Seminar: Slow Catastrophes: Living with Drought in Australia
Thursday 28 April 2016
Date: 11 May
Time: 4.15 – 5.30
Venue: McDonald Room of the Menzies Library, ANU
Climate and weather, both in their consistency and their variability are important players in history. Droughts are slow catastrophes which have helped to shape Australian soil, flora, fauna and topography as well as the social, emotional and economic lives of the people who live with them. Droughts’ impacts are profound but their recurrence and tenacity have meant that people have, over the long term, found ways to adapt. The ways people have responded, accommodated and adapted to drought is the subject of this research.
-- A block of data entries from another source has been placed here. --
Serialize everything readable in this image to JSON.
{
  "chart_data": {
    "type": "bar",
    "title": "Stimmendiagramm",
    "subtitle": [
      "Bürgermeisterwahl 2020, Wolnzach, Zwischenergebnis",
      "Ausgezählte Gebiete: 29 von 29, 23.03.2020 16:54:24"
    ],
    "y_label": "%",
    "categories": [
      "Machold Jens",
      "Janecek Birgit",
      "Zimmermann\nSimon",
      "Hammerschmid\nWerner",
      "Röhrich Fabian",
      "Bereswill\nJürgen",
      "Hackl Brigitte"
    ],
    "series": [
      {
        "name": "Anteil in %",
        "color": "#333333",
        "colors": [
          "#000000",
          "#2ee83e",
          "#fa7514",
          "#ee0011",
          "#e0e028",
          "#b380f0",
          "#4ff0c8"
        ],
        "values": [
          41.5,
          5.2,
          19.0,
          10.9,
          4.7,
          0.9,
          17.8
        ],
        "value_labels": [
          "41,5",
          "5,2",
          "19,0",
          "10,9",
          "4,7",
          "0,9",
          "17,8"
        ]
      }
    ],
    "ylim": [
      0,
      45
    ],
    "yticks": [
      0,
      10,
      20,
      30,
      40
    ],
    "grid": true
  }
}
While I take a long view of drought resilience, from the 1870s to the present, my research focused particularly on the exceptionally dry decades between 1890 and 1950.
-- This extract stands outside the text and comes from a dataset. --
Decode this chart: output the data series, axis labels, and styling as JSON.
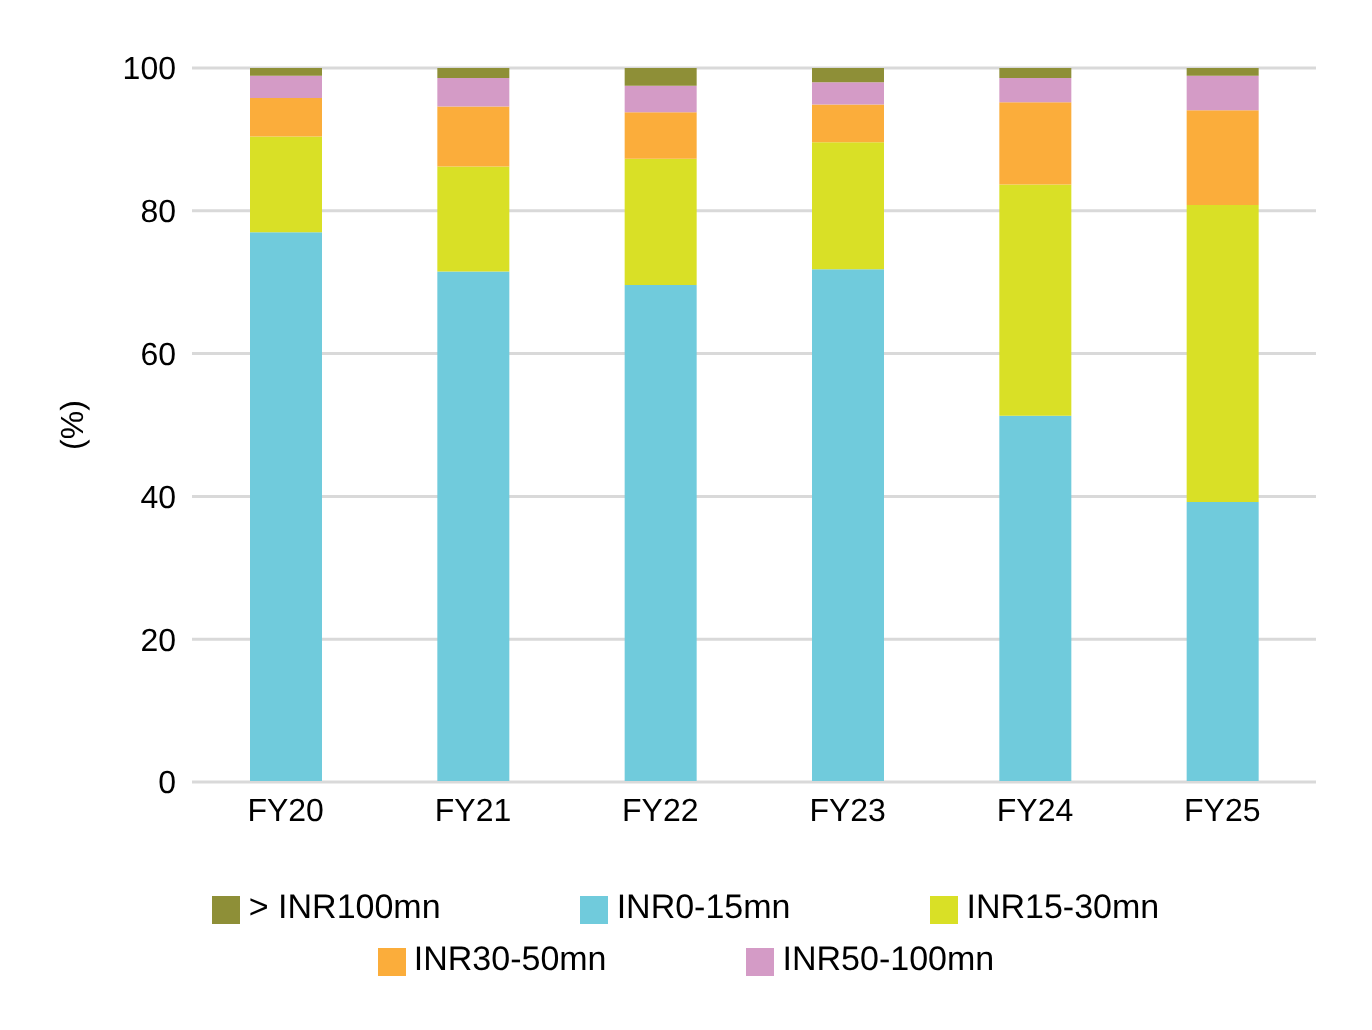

In this final seminar for my DECRA fellowship I will discuss the process of researching amorphous, incremental and intangible catastrophes such as drought. I will outline the deliberate, conscious, creative, and at times surprising strategies people have used to respond to drought during the last one hundred and fifty years and will briefly touch on the implications of these insights for climate variability today, and in the future.
Bio
Dr Rebecca Jones is just completing a Discovery Early Career Researcher Award in the School of History at ANU. Slow Catastrophes: Living with Drought in Australia will be published by Monash University Publishing in early 2017. Rebecca’s research and teaching background is in environmental history, interdisciplinary history of health, and public (or applied) history. She has just returned from Canada and the United States where she was researching responses to climate variability in California and the Palliser triangle region of the Canadian Prairies.